No café, Bondo desempenha várias atividades, desde o atendimento aos clientes até funções administrativas. A oportunidade, lembra ela, só surgiu porque correu atrás. "Não foi só sorte. Eu fui atrás, estava preparada e aceitei a oportunidade quando ela apareceu. Não foi de mão dada."
Bondo convive com outros cerca de 50 angolanos que também residem em Londrina e acompanha a dificuldade de boa parte deles para conseguir um trabalho formal. "Trinta por cento deles estão na luta.

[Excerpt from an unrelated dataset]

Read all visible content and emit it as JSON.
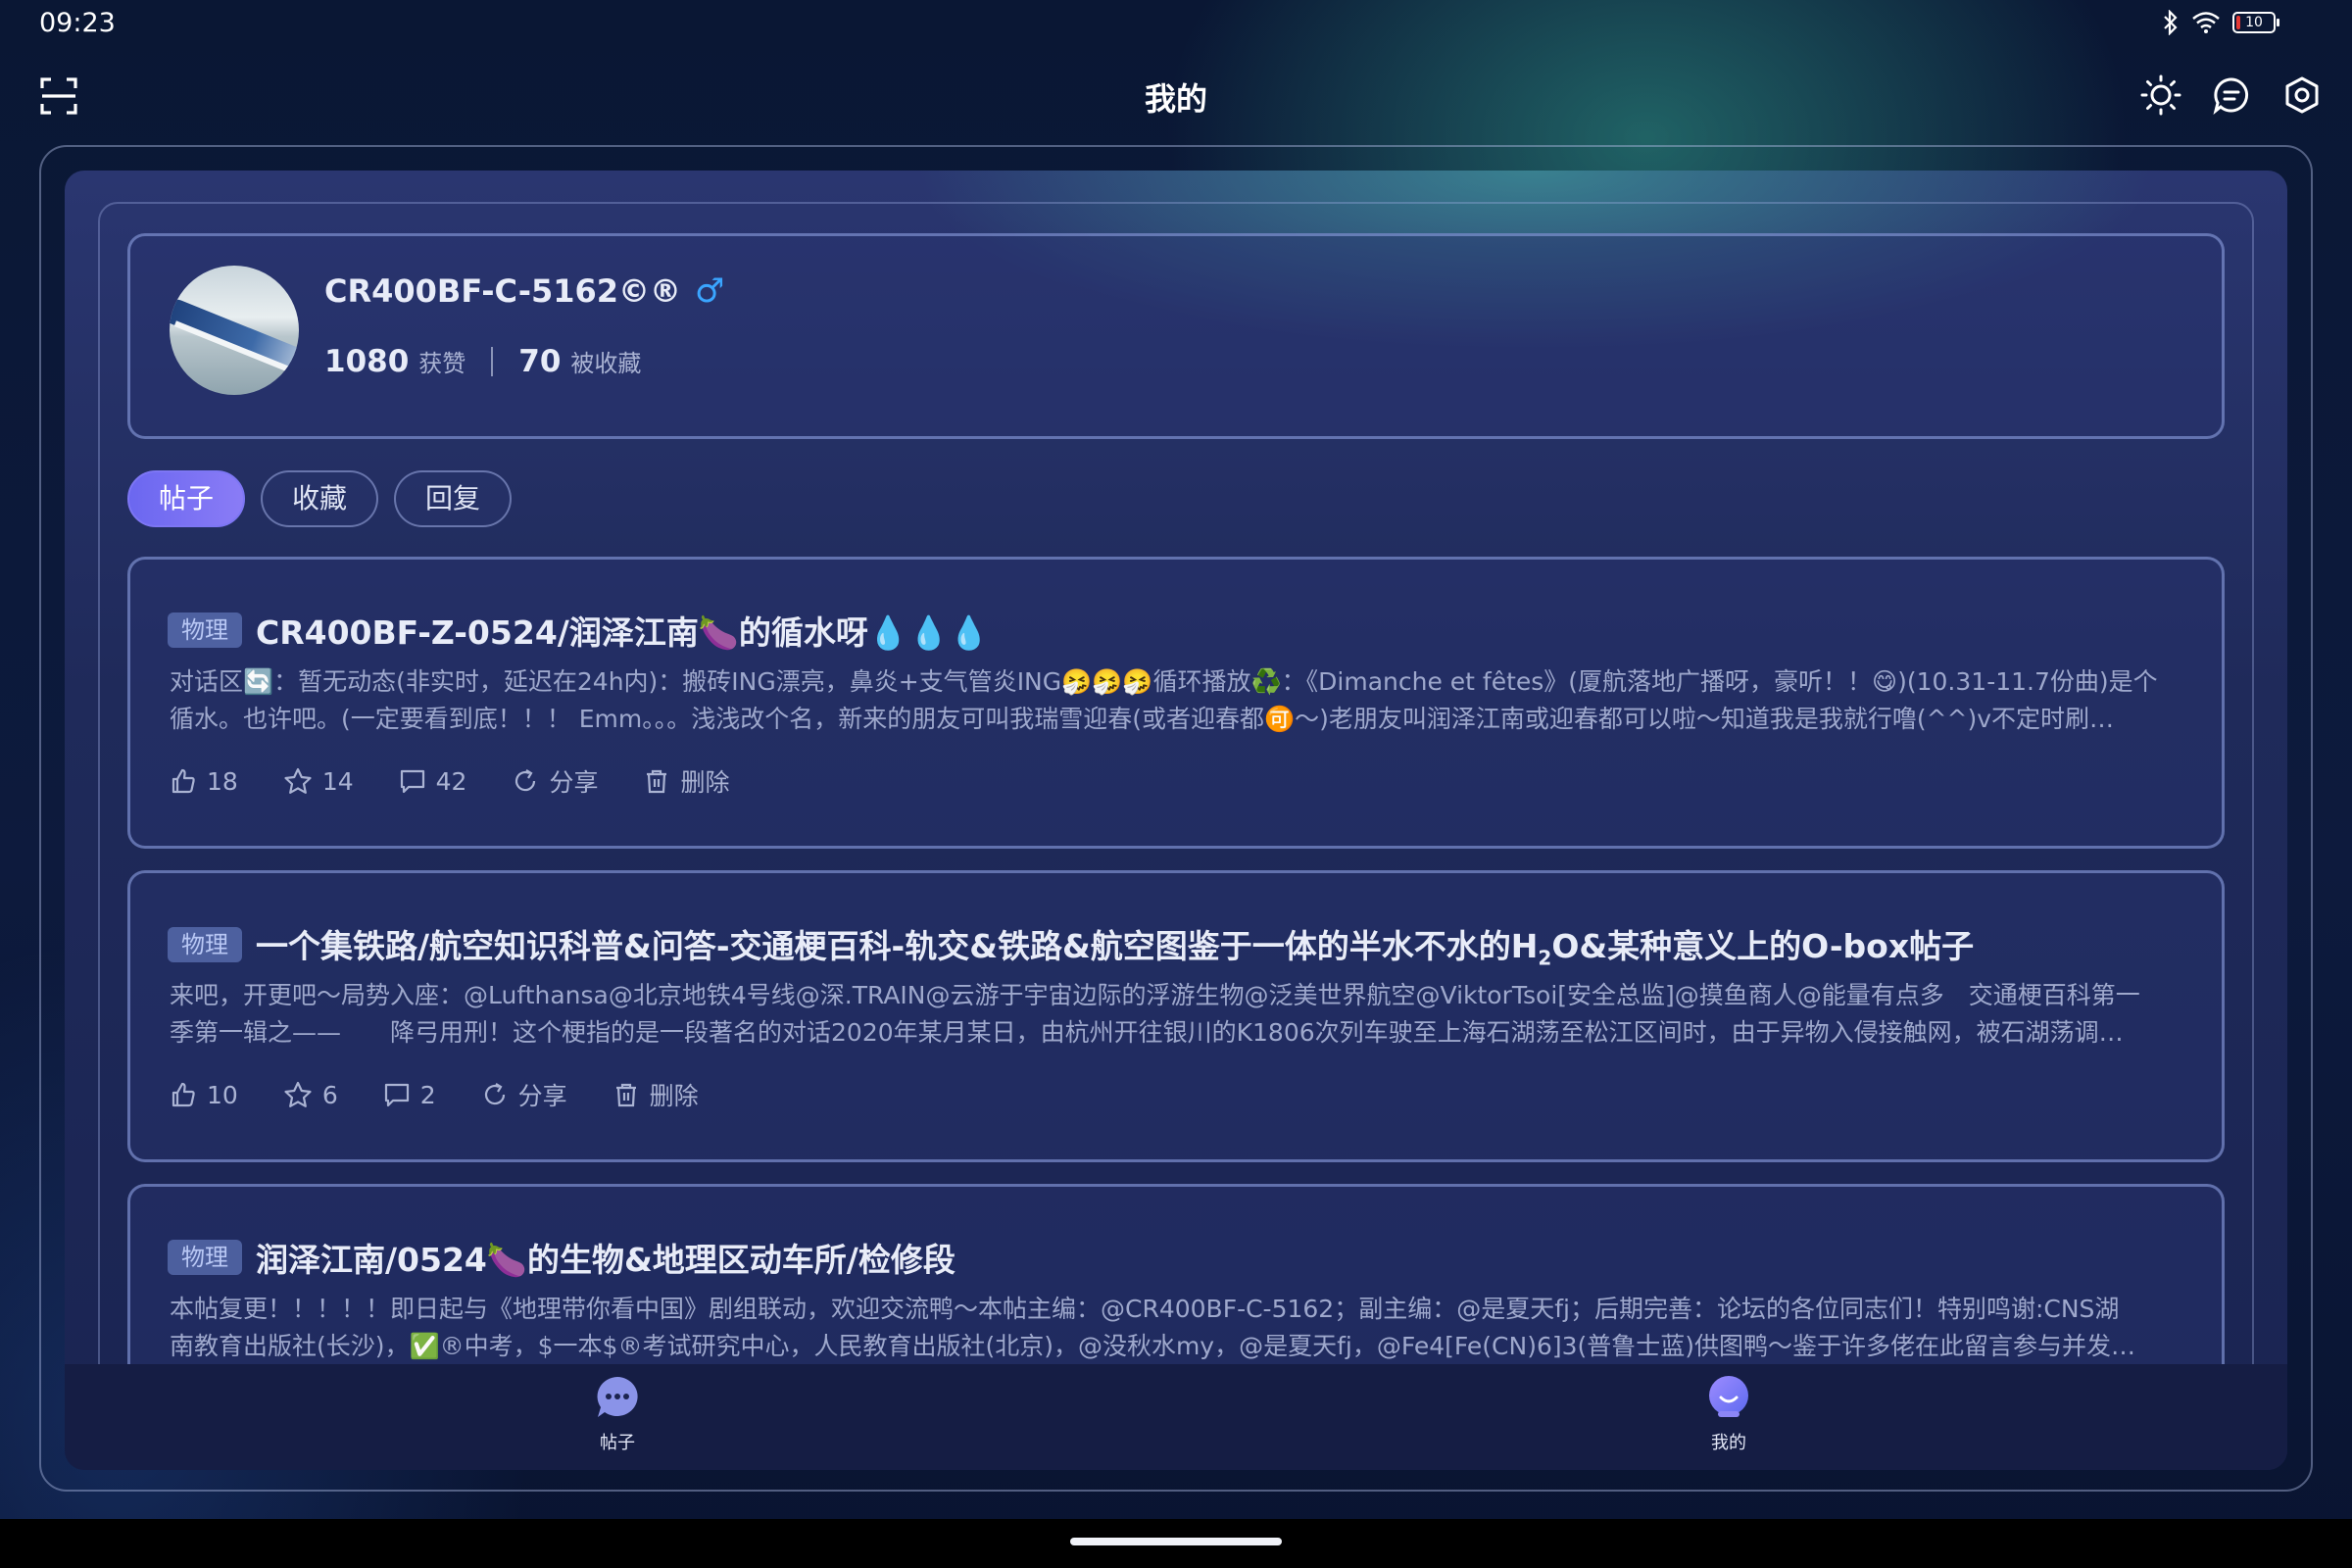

É muita burocracia para ter carteira assinada. A maioria é freelancer."
Grávida de oito meses, em maio a angolana deve se afastar do trabalho para licença-maternidade, mas pretende retornar à atividade após o fim da licença, mas não mais como estagiária.
A proprietária do café, Tatiana Bittencourt Moraes, tenta vencer a burocracia para conseguir a documentação necessária para formalizar o contrato de Bondo. "O contrato dela é de um ano e vence em 30 de maio. Estamos tentando fazer a formalização."
Moraes contou que a iniciativa de oferecer uma oportunidade a uma estrangeira partiu da própria experiência, que já viveu no exterior e, para se manter em outro país, realizou atividades que nunca tinha feito aqui no Brasil. "Eu me vi nessa situação, na qual as pessoas precisavam ter paciência comigo e me deram essa oportunidade. Eu quis ajudar. E a Rita é muito dedicada, nunca falta e é super honesta e de confiança."